De bpm is doorlopend (en ik zie dat dus al bijna twintig jaar) aan wijziging onderhevig. Voor een importeur is het één grote brei van (on)mogelijkheden waar zonder inzet van een deskundige niet uit te komen is. Met deskundigen bedoel ik de taxateurs, zowel als de ncnp rechtshulpverleners. En aan de stoelpoot van de rechtshulpverleners gaat u nu, zonder aanzien van de persoon/rechtshulpverlener, knagen. U scheert potentieel iedereen over dezelfde kam! Dat is nét zo kwalijk als ‘meer of minder Marokkanen’ of ‘alle moslims zijn terrorist’ of meer actueel; een vooringenomen oordeel over de LHBTI gemeenschap als geheel. We worden zelfs ‘bezwaarhufters’ genoemd door Bart Schaafsma (teamvoorzitter belastingen rechtspraak Noord Nederland). Zeer onverstandig vindt niet alleen ik maar ook Herman Hermans, oud vicepresident van de gerechtshoven Amsterdam en Leeuwarden.
De bpm is een kind met een waterhoofd geworden en het staat op exploderen.

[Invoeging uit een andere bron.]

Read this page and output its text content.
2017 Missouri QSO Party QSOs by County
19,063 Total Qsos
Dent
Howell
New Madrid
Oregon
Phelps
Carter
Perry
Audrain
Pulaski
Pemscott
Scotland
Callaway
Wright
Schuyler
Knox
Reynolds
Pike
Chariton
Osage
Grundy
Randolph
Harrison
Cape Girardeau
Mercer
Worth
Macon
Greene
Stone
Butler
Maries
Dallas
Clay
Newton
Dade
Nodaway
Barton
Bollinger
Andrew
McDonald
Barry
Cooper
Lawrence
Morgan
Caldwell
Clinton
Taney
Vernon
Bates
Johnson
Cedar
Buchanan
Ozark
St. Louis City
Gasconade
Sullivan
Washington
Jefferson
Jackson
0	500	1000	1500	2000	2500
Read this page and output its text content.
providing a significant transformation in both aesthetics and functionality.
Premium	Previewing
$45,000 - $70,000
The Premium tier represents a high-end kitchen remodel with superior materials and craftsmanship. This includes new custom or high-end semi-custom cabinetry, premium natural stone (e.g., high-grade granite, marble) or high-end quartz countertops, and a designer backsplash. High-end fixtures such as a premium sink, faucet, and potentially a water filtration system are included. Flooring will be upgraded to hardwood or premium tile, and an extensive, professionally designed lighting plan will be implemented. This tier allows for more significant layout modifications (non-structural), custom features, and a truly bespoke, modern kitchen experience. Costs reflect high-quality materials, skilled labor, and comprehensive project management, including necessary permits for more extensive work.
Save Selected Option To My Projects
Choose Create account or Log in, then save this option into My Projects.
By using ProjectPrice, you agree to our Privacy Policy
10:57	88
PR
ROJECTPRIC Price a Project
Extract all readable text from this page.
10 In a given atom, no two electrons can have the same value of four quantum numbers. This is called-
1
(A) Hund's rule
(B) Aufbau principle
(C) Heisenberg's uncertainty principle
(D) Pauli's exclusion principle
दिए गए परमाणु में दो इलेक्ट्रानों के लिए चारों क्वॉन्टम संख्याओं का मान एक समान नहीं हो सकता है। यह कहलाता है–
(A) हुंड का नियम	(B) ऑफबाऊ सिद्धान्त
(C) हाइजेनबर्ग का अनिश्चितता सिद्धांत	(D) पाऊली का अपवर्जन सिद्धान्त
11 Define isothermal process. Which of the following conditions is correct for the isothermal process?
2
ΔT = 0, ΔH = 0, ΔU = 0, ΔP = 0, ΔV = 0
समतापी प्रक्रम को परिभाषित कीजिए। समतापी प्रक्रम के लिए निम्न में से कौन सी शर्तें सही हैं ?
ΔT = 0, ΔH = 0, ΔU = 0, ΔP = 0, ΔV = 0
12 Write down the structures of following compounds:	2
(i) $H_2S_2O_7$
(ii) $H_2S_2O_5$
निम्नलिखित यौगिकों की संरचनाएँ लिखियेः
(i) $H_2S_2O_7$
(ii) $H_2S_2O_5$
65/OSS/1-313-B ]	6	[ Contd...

Gaat u daar nu nog een apart regime aan toevoegen dat onderscheid maakt in een proceskostenvergoeding voor de bpm-rechtshulpverleners? Ik voorspel u dat dit niet de oplossing gaat worden en zéker niet in de ontlasting van de Rechtspraak. Daarbij ben ik de overtuiging toegedaan dat een apart pkv regime voor bpm/woz gemachtigden na toetsing door het EU hof, géén stand zal houden. En ik zal één van de belanghebbenden zijn die de strijd daarvoor aangaat.
Ik wijs u nog maar even op een arrest van de Hoge Raad (van 8 september jl) in het voordeel van uw Staatsvijand #1 op het vakgebied. Wanneer uw commissie tot ondoordacht wetsvoorstel mocht komen dat een apart pkv regime tot stand brengt, zal u hém vast weer tegenkomen met voor hem te verwachten succes. De communicatie/toon van deze man is niet de mijne maar zijn kennis is ongeëvenaard. Er kómt een moment dat er met hem gedeald moet worden. Ik volg mijn eigen pad maar óók hem.
Tot slot dring ik er bij uw commissie op aan dat in het verslag van uw vergadering deze inbreng mijnerzijds zal worden benoemd als ingekomen stuk waarvan kennis is genomen. Indien u daar geen gevolg aan zou geven, zal ik dat in een vervolgprocedure kenbaar maken als een zoveelste miskenning van relevante inbreng.
Ik wens u wijsheid toe komende donderdag!